Lucy was taken aback and felt a stab of panic. She had never gone anywhere alone. The father must have changed the rules or something, but she didn't dare ask. One more question today and Aunt Sarah's round face might flush up so red it would burst into flames.
Strict instructions were given. Lucy wasn't to talk to anyone when she crossed the common. “Don't trust anyone who tries to be friendly.
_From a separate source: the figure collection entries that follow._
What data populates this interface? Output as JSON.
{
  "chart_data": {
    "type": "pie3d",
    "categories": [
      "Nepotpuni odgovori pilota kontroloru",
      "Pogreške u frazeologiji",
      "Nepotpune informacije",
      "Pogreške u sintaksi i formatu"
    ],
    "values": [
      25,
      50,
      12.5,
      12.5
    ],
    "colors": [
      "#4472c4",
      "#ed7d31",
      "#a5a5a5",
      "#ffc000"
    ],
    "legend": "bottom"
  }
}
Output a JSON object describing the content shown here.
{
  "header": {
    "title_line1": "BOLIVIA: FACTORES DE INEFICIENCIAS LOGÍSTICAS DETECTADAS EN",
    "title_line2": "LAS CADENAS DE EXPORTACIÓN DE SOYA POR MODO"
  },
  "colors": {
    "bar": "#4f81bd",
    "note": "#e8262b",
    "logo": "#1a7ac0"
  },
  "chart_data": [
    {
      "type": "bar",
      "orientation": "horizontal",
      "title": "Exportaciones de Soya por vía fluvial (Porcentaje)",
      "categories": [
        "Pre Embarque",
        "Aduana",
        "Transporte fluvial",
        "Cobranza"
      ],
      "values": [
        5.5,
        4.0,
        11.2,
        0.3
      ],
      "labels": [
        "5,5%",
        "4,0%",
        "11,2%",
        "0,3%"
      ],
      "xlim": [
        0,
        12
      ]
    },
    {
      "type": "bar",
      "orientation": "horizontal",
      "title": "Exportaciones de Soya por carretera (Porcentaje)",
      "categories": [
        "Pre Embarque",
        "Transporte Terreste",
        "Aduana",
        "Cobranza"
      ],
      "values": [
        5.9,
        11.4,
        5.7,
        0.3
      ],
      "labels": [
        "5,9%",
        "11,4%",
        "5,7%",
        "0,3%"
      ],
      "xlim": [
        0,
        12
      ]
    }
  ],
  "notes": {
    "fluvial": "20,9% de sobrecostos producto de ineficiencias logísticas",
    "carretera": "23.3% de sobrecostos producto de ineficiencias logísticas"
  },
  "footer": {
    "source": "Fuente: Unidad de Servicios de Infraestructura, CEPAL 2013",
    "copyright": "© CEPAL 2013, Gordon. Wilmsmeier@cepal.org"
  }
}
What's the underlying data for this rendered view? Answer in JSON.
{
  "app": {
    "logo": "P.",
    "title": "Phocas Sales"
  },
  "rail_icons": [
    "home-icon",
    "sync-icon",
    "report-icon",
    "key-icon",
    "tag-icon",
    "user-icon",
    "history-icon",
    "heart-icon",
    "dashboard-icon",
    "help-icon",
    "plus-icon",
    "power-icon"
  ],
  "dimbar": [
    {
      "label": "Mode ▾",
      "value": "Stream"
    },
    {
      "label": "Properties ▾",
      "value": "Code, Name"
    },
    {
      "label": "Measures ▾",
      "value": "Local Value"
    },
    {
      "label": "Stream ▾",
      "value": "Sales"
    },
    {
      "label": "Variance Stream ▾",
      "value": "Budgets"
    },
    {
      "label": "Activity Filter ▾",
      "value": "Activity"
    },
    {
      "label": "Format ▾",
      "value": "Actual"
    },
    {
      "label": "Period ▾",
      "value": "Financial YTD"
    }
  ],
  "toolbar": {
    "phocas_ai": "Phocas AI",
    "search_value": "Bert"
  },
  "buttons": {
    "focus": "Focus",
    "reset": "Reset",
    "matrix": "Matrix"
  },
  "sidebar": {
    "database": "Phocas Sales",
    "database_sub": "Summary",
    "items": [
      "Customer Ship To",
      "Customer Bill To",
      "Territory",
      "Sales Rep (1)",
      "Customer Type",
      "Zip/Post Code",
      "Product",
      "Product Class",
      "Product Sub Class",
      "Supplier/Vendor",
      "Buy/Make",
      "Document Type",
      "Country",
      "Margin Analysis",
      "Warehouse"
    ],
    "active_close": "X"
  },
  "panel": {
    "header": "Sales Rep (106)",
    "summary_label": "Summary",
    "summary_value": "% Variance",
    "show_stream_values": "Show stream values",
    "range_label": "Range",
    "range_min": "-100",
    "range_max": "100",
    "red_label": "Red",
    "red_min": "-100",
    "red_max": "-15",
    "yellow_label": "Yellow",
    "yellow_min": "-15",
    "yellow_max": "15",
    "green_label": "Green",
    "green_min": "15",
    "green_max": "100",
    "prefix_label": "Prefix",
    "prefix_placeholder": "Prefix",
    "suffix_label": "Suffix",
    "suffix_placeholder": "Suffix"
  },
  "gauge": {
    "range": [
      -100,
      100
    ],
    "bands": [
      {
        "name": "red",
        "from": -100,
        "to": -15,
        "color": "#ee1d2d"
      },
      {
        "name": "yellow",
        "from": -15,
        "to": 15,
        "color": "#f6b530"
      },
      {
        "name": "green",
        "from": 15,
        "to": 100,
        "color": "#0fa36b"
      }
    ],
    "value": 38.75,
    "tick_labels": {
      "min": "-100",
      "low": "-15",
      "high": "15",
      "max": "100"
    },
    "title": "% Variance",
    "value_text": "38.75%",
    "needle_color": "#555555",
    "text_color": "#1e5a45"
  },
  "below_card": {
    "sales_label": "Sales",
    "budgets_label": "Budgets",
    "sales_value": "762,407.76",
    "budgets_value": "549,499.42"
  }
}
You can be sure they're up to no good.”
The more Sarah thought about it now, the more she could visualise the dangers that awaited an unaccompanied Lucy. “And when you get to South Hill don't go over with that lollipop lady, and don't have anything to do with the primary school children or any other non-followers. Their souls are unclean. Make sure you cross carefully at the lights at the bottom of South Hill.”
Lucy shifted her satchel onto her shoulders and nodded. “Yes, Aunt Sarah.” As she left the house she turned and gave a little wave, and then walked gingerly down the front path, its black and white herringbone tiles slippery with last night's frost. Sarah's final words followed her. “The Magnifico will know if you disobey me, and you will be punished for the sake of your soul.”
Sarah stood at the front door watching as Lucy crossed over Mortimor Road onto the common. Stop worrying, she told herself. Nothing could go wrong. The child had walked that route with her every school day for the last ten years. As for herself, it would give her more time for her housework. Even so, she would miss her escort duties. At this very moment the aunts from the communes would be arriving outside the Magnifico's school with the younger children, and gathering for their early morning chat. That chat was the highlight of Sarah's day. She sighed. There was no room for self-pity. The father had said she must concentrate on a newcomer to the household, and let Lucy learn to do some things on her own. She sighed again. Shutting the front door, she returned to the kitchen. There was no time to waste.